I fucking need my coffee, even though I've already had three cups.
Not the most responsible thing. But unlimited coffee is a leader's privilege, and Jack, at least, would kill for it. The rest of the kids get one cup a day, at breakfast, if they're lucky.
I'm halfway through memorizing my notes when I hear footsteps. My body locks up before my brain catches on: shoulders tight, jaw clenched, ears tracking the sound. Stupid. It's just a hallway. But you learn to listen to footsteps when you've had enough time to be scared growing up. I push it down, steady myself, and after the knock, someone enters without waiting. Paolo. Twenty-five, dark skin, big eyes, permanently bored. He tosses a folder on my desk, gives half a smile, and leaves.

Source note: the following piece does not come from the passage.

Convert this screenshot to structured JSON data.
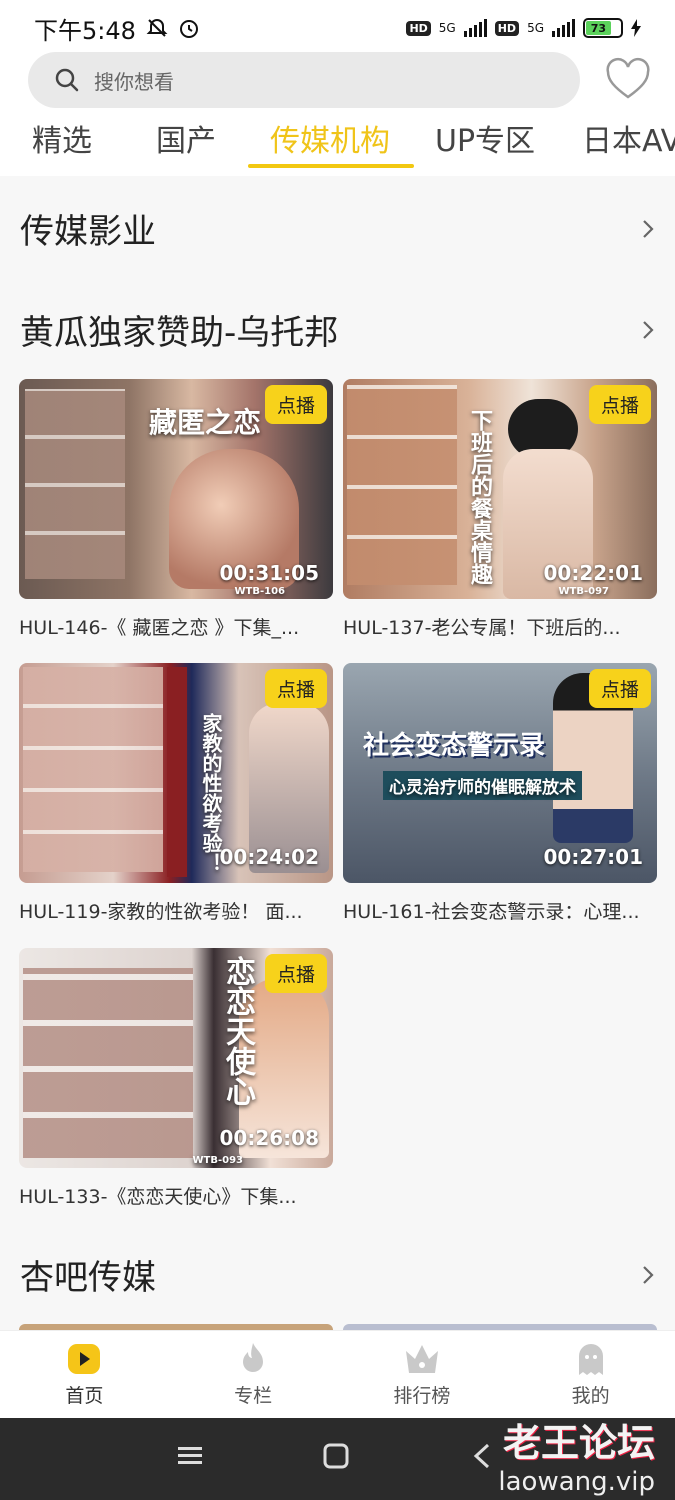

I stare at the folder. So. He's coming. Maybe already here.
I slip a strip of paper in my book as a marker and close it slowly on purpose, drag it out. Then I flip the folder open.

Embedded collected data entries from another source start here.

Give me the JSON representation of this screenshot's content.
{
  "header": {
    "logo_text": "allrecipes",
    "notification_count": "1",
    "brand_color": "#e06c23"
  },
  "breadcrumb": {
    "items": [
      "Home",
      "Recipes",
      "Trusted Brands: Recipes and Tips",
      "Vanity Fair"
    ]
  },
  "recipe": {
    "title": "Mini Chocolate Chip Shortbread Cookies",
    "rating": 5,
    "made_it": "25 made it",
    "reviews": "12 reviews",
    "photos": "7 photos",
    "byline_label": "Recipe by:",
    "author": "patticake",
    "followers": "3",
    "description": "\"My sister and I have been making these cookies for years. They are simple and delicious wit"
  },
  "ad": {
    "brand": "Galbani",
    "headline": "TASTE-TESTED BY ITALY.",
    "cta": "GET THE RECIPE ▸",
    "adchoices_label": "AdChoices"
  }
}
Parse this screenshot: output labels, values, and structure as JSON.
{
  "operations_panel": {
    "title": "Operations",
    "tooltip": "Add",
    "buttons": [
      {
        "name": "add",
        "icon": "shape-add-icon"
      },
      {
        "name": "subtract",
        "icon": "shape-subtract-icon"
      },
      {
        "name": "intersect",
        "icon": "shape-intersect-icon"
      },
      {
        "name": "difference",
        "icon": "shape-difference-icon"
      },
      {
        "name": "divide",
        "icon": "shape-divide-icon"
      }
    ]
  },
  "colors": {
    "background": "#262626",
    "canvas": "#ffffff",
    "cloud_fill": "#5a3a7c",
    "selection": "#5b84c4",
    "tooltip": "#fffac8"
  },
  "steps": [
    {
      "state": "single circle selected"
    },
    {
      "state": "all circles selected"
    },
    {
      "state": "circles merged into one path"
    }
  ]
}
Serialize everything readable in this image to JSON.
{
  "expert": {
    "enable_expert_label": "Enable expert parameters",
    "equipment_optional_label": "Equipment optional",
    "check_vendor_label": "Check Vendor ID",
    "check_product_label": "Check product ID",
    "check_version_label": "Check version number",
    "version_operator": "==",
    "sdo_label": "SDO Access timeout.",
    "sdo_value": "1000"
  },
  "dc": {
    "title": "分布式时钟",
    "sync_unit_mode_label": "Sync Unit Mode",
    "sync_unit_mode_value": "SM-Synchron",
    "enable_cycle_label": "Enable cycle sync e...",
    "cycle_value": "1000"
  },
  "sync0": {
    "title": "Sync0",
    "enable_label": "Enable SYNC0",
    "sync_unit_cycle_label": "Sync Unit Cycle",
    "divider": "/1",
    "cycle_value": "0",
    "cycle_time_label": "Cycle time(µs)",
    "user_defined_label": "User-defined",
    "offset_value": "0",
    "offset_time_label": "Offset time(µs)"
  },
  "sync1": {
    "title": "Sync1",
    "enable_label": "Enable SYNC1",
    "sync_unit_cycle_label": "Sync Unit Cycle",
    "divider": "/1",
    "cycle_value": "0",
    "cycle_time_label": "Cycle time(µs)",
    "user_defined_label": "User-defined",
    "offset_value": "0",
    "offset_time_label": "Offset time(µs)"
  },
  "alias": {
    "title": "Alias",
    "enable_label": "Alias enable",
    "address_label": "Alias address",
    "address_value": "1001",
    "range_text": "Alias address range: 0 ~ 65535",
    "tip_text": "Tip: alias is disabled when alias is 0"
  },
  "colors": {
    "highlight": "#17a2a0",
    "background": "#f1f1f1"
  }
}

Student Assigned: Liam Marsal.
School performance: nil. Significant disciplinary interventions. Last attended in-person sophomore year. History of truancy and theft. Underage DUI. Prior admissions to two inpatient youth psych units. Additional: possible gang affiliation. Moderate to severe recidivism risk.
I roll my eyes. Fucking great.
His mugshot, though. I flip past it. Then flip back.
He's got this look in his eyes, even with his mouth relaxed. Like he's been told not to smile but can't help it. Blue eyes, black hair, tattoos all over his neck. Trouble incarnate. But… damn it.
I close the folder. Doesn't matter. I have a goal: graduate with honors, get out, have a life. I'm doing well… great grades, staff trust me, no issues. I don't need to think about some kid's face.
My mouth goes dry anyway. Another mentee. Endless meetings with Griff, thirty extra hours of admin, monitoring another unfixable lunatic. My last mentee set off two fire alarms in three days and got the whole unit locked down. I lost three weeks of privileges because of that little shit. Trashed his ass for it, but it didn't fix him. Violence rarely does. I just like making idiots pay when theystand in my way.
One more note at the bottom. Griff's handwriting:"Please meet me in my office after you get this, so we can go collect the kid."
Deep breath.
I don't want another mentee. They're always the same: reckless, no regard for anything, ready to destroy your record without a second thought. I could be prepping for clinicals, training, sleeping, reading. Instead, I'll spend my foreseeable future babysitting a criminal brat. But it's the deal. The whole reason leaders exist, the whole reason I get the privileges.
Doesn't stop it from sucking.
I leave my office, round the corner, linoleum squeaking, take the stairwell two at a time. Burns off the nerves. There's a smell from the canteen, beans or something. My stomach growls. If I close my eyes, I can almost pretend this is a hospital or a run-down hotel instead of a facility for kids sick in their heads.
I'm being dramatic. Most kids keep to themselves, too scared or uninterested to cause trouble. I hope Liam's one of those. But I remember the photo, that look in his eyes, and I know he's not.
I think of Parker. My worst mentee. Fucked in the head, not in a workable way. They transferred him to a psych ward after he tried to hurt himself. Before that, we were in the vegetable patch, and he spotted a rabbit. Caught it and tried to kill it, just for fun. If I hadn't intervened, he'd have smashed its head with his hand. When I screamed at him to let go, he laughed, psycho laugh, trying to freak me out. Didn't work. Made me hate him ten times more.